Ram Navami Violence: Calcutta HC Reserves Its Decision On BJP MLA Adhikari’s Plea Seeking NIA Probe

The Calcutta High Court on Monday reserved its decision on West Bengal Leader of Opposition and BJP MLA Suvendu Adhikari’s Public Interest Litigation (PIL), which sought the NIA/CBI investigation into the incidents of violence that occurred in the state during the Ram Navami procession.

After hearing the arguments of the Advocate General and counsels for the other petitioners who have filed similar petitions before the HC, the bench of Acting Chief Justice T. S. Sivagnanam and Justice Hiranmay Bhattacharyya reserved its order.

Before the Court today, Advocate General Soumendra Nath Mookherjee opposed the NIA’s request for an investigation into the violence, arguing that the state police are already investigating the matter and that an NIA probe can be ordered only if there is sufficient material and satisfaction from the Centre that it is a fit case for ordering an NIA probe.

To this, Acting Chief Justice Sivagnanam stated that the situation appeared to be severe because the reports prima-facie indicate that the violence was pre-planned, and thus a central probe agency would be better placed to investigate the matter.

On the other hand, the ASG representing for the Centre said that if blasts occur and explosives are utilized, the NIA act is automatically attracted and it becomes the Centre’s discretion to order an NIA probe suo moto.

Against this backdrop, taking into account the reports filed by the official authorities, averments in the writ petitions, and the state government’s report, the Court observed that the police had to disperse the crowd using pellet guns and tear gas shells, indicating that the situation was serious and that it could be a case of large-scale violence.

“Reports prima facie show that they (violent incidents) were all pre-planned.
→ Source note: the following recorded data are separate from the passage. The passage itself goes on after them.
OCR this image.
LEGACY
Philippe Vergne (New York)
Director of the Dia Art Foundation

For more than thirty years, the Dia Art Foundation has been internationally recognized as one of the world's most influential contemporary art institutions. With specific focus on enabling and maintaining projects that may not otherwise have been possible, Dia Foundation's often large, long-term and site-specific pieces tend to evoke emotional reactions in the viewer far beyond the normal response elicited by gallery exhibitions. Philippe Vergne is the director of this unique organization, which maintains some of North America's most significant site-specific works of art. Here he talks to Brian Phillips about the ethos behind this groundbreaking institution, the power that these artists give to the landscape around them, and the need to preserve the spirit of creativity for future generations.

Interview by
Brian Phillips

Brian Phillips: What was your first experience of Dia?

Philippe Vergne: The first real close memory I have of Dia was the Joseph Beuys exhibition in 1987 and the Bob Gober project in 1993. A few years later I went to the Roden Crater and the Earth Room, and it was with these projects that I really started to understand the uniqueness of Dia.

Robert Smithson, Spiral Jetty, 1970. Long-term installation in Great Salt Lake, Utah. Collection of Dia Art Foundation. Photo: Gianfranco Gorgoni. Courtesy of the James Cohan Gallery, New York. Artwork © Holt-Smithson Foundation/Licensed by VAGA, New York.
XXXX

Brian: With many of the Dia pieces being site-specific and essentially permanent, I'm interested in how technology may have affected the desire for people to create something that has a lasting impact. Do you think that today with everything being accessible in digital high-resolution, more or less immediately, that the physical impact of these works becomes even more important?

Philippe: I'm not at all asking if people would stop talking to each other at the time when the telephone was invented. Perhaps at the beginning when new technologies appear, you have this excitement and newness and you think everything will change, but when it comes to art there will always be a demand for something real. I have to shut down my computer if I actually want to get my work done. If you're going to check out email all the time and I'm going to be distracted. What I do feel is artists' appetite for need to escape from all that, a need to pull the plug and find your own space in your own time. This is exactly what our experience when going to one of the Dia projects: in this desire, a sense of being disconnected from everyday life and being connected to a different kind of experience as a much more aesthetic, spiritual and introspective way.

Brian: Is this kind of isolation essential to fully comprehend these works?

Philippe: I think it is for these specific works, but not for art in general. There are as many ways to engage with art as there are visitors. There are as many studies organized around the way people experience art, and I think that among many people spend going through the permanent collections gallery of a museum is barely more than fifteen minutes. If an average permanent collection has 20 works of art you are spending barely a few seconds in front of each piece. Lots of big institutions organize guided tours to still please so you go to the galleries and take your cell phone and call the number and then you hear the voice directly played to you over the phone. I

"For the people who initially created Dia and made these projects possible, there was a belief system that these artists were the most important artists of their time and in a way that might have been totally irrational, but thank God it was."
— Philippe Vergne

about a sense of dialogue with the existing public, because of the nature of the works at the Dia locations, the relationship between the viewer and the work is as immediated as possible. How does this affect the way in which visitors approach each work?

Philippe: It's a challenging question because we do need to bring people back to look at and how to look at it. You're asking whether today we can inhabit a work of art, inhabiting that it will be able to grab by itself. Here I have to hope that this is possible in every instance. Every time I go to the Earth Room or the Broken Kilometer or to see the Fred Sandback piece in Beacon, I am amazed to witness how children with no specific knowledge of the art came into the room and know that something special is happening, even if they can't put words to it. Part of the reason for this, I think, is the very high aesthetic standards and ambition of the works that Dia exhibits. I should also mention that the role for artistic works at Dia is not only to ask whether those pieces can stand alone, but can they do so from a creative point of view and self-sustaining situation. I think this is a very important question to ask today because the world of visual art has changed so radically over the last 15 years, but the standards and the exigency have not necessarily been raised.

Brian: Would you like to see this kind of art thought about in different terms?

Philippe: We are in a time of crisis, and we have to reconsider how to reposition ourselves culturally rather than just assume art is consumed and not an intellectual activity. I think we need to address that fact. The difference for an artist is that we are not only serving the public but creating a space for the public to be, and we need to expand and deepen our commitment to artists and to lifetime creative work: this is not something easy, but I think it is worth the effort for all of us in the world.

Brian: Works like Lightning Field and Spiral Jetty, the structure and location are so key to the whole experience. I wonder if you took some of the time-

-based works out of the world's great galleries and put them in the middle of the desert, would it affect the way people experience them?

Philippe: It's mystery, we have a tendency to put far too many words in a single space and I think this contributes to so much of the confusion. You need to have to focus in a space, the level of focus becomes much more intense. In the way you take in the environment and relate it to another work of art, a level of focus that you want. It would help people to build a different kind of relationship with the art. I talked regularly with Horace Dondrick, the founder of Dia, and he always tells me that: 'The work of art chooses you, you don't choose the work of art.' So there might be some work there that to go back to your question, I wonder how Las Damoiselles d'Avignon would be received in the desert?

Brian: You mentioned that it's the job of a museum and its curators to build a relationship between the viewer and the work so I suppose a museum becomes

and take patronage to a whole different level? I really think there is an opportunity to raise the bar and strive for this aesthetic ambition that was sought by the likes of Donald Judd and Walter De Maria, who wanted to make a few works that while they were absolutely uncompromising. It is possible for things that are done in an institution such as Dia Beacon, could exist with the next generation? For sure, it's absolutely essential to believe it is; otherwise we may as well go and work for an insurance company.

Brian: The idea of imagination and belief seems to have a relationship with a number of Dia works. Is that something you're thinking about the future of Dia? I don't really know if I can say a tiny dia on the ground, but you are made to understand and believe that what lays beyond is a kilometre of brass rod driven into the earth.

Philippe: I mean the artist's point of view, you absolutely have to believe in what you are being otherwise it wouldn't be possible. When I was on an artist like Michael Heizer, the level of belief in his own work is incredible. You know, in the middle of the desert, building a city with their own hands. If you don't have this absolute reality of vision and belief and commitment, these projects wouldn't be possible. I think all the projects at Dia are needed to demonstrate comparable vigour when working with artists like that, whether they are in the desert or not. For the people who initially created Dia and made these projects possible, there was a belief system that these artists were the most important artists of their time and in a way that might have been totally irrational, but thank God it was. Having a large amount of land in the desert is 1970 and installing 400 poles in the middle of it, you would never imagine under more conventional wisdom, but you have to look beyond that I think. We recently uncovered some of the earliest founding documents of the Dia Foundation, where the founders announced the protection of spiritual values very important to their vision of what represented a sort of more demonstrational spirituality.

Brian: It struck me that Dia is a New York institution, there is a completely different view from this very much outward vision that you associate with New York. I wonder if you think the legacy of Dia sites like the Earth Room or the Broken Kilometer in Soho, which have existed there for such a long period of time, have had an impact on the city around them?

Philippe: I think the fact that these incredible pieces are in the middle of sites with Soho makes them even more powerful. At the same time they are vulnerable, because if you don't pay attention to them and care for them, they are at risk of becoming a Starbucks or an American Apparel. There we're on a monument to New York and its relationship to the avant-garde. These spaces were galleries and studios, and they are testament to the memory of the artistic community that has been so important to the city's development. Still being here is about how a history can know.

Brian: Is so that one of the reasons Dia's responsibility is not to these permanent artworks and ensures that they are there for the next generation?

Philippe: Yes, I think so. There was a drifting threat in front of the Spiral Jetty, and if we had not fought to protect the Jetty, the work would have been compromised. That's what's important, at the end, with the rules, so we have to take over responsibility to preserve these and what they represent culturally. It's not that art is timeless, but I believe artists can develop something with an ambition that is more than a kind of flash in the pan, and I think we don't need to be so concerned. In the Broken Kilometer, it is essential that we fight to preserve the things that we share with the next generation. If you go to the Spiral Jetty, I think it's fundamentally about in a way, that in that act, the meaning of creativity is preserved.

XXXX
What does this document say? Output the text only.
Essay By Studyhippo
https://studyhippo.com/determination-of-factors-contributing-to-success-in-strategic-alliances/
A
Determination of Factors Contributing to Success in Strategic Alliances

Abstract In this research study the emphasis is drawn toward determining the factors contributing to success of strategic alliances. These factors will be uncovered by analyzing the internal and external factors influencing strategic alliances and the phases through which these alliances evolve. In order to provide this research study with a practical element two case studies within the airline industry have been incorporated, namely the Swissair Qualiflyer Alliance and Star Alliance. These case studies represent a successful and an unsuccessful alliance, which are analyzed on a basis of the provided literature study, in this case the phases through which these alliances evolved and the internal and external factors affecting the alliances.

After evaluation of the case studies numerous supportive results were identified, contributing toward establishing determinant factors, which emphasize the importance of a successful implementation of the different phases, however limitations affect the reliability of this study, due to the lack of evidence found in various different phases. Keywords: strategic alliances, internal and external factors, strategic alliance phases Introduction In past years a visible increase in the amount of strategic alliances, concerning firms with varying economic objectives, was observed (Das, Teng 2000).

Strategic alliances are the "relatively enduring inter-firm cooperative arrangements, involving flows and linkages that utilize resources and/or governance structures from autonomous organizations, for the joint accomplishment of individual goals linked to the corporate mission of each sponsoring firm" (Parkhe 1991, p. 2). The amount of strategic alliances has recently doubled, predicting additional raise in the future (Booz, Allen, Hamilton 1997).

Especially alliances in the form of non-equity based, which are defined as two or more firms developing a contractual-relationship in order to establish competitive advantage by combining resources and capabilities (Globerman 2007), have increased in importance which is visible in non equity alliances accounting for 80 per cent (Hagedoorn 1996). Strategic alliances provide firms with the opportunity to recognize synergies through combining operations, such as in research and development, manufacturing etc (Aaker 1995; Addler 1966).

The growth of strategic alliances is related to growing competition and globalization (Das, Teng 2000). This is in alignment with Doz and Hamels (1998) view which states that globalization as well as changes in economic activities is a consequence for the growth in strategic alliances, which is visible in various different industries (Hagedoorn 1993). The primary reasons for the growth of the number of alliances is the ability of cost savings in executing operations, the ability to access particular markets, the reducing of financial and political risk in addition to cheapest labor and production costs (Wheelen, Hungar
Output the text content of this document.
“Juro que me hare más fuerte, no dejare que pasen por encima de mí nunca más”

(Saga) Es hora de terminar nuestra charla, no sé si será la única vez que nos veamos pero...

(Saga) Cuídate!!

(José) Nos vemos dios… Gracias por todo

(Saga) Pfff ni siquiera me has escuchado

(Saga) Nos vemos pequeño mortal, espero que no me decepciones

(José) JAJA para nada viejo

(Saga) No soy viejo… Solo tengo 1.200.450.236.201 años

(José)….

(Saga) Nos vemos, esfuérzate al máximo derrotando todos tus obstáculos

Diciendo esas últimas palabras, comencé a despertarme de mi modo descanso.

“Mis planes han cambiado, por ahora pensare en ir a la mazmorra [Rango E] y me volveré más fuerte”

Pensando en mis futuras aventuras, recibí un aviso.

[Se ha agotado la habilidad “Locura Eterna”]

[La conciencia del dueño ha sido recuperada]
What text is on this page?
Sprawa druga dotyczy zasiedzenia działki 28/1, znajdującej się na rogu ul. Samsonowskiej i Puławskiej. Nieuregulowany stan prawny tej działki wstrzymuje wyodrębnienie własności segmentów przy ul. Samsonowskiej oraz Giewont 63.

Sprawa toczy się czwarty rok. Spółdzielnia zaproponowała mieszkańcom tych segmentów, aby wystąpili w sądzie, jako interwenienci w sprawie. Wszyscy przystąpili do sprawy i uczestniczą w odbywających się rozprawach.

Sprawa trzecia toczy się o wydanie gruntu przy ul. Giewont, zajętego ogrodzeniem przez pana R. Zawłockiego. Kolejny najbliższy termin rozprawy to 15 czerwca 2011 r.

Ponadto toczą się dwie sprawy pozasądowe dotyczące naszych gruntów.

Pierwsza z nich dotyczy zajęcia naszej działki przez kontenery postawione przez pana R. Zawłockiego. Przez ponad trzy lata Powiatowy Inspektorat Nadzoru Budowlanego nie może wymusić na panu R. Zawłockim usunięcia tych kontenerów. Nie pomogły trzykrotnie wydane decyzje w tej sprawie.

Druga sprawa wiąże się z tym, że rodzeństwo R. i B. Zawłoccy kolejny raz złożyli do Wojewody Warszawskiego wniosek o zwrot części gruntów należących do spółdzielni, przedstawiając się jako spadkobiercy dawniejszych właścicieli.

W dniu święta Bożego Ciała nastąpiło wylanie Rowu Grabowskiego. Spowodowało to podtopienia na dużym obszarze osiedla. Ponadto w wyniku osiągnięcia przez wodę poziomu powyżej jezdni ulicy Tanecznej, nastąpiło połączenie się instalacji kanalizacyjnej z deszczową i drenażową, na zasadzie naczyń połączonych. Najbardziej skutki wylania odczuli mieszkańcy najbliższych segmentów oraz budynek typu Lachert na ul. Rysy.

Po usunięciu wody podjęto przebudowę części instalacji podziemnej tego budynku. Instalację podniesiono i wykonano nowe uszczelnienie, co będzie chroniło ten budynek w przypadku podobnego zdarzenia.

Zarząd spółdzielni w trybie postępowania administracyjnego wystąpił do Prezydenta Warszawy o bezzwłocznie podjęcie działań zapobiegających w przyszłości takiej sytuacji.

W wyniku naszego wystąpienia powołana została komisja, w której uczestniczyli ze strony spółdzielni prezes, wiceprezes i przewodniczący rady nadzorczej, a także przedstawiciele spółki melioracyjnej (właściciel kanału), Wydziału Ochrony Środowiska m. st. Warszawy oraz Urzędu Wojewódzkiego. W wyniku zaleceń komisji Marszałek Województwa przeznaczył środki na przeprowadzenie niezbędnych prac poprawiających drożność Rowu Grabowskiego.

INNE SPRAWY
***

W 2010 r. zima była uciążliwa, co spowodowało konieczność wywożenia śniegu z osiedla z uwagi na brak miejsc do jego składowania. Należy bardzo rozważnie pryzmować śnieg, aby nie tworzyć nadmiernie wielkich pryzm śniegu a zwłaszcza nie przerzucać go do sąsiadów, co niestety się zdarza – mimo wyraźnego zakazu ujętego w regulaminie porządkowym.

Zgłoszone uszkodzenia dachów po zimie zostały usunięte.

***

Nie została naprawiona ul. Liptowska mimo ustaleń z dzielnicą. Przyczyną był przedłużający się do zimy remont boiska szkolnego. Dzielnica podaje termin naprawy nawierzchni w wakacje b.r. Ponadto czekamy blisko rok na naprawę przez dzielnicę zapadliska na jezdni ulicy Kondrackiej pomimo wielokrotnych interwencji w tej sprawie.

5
There is an allegation that stones were thrown from rooftops; certainly, stones could not have been transported to the rooftop in 10-15 minutes. There was a lapse in intelligence. The issue is twofold. The first question is if it is between two groups. Another possibility is that a third group is taking advantage of the situation. If such group is involved, a central agency should look into it because it is difficult for state police to find out. Who has arrived to take advantage? Someone would have started the fire, started the ball rolling, so you can’t probe unless a central agency comes,” the bench observed.

The Bench also noted that swords, bottles, broken glasses, and acid were used in the violence, and that access to the internet was restricted, demonstrating how widespread the violence was.

Importantly, the Court considered past occurrences of violence in the state as well as subsequent Court rulings and observed, “Within 4-5 months, the state has received 8 orders of the High Court, all of which concern violence during religious events. Is it not a reflection of something else? I have never seen so many orders in my 14 years as a Judge. Is it police incompetence, intelligence failure, sensitization of lower-level personnel, or what?”

Furthermore, when the Court asked the AG why state reports do not mention bombs being thrown while the incident was widely covered in the media, the AG denied that any bombs were thrown. He stated that the charges in the writ petitions about the bombing and burning of houses were false.

Other counsel also testified before the Court, claiming that the Chief Minister of the State made statements partitioning state areas based on religion. Another attorney argued that the State Police did not use the Explosive Substances Act in order to avoid the scheduled violations.

The Court reserved its orders after hearing counsel for all parties.